Mal Griffiths

Personal information
- Full name: William Maldwyn Griffiths
- Date of birth: 8 March 1919
- Place of birth: Merthyr Tydfil, Wales
- Date of death: 5 April 1969 (aged 50)
- Place of death: Wigston Magna, England
- Position: Outside right

Senior career*
- Years: Team / Apps / (Gls)
- 1935–1938: Arsenal / 9 / (5)
- 1936–1937: → Margate (loan)
- 1938–1956: Leicester City / 373 / (66)
- 1956–1957: Burton Albion

International career
- 1947–1954: Wales / 11 / (2)

= Mal Griffiths =

Welsh footballer

William Maldwyn "Mal" Griffiths (8 March 1919 – 5 April 1969) was a Welsh footballer who played as an outside right for Leicester City and Wales.

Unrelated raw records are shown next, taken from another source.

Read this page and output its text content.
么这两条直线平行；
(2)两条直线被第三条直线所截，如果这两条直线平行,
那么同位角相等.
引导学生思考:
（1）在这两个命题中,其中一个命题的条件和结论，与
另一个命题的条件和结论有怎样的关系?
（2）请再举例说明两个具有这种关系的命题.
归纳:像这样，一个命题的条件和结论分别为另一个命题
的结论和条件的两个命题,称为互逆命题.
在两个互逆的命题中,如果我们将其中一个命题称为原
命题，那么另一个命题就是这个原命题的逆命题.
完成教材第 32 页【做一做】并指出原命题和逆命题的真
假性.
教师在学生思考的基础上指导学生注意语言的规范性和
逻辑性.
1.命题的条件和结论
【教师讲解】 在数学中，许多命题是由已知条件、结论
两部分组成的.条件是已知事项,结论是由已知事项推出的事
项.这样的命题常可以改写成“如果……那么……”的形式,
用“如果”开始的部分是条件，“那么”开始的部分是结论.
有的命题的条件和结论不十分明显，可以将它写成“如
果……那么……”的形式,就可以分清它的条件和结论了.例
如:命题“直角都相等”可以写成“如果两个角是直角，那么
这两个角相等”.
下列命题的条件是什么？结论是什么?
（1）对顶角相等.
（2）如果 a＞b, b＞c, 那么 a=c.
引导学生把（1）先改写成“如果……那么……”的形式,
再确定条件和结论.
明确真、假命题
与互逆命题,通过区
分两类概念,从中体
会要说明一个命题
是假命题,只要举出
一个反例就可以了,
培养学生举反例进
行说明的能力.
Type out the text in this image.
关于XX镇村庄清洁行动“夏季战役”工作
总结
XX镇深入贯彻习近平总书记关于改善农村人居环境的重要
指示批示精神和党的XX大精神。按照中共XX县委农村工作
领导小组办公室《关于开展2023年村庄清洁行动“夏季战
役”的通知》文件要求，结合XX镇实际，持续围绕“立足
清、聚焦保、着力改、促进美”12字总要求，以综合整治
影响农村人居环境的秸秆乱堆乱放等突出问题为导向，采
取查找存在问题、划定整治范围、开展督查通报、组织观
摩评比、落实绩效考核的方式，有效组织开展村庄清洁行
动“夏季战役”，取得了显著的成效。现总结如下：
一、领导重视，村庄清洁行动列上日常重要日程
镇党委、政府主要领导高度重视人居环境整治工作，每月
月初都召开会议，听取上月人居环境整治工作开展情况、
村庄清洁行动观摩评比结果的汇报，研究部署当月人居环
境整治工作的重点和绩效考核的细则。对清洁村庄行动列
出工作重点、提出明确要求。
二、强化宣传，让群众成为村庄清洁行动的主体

Born in Merthyr Tydfil, Griffiths started out in local football before signing for Arsenal. After a spell at Arsenal's nursery club Margate he returned to the senior team and played nine league games (scoring five goals) in 1937–38 as Arsenal won the old First Division.

He moved to Leicester City for the 1938–39 season, and went on to play 373 League games for the Foxes over the next 18 years. He also made 36 FA Cup appearances for Leicester, and along with wartime games, his overall total appearances numbered 420, with 79 goals scored. He finished his career with Burton Albion.

Griffiths also won eleven caps for Wales, scoring two goals.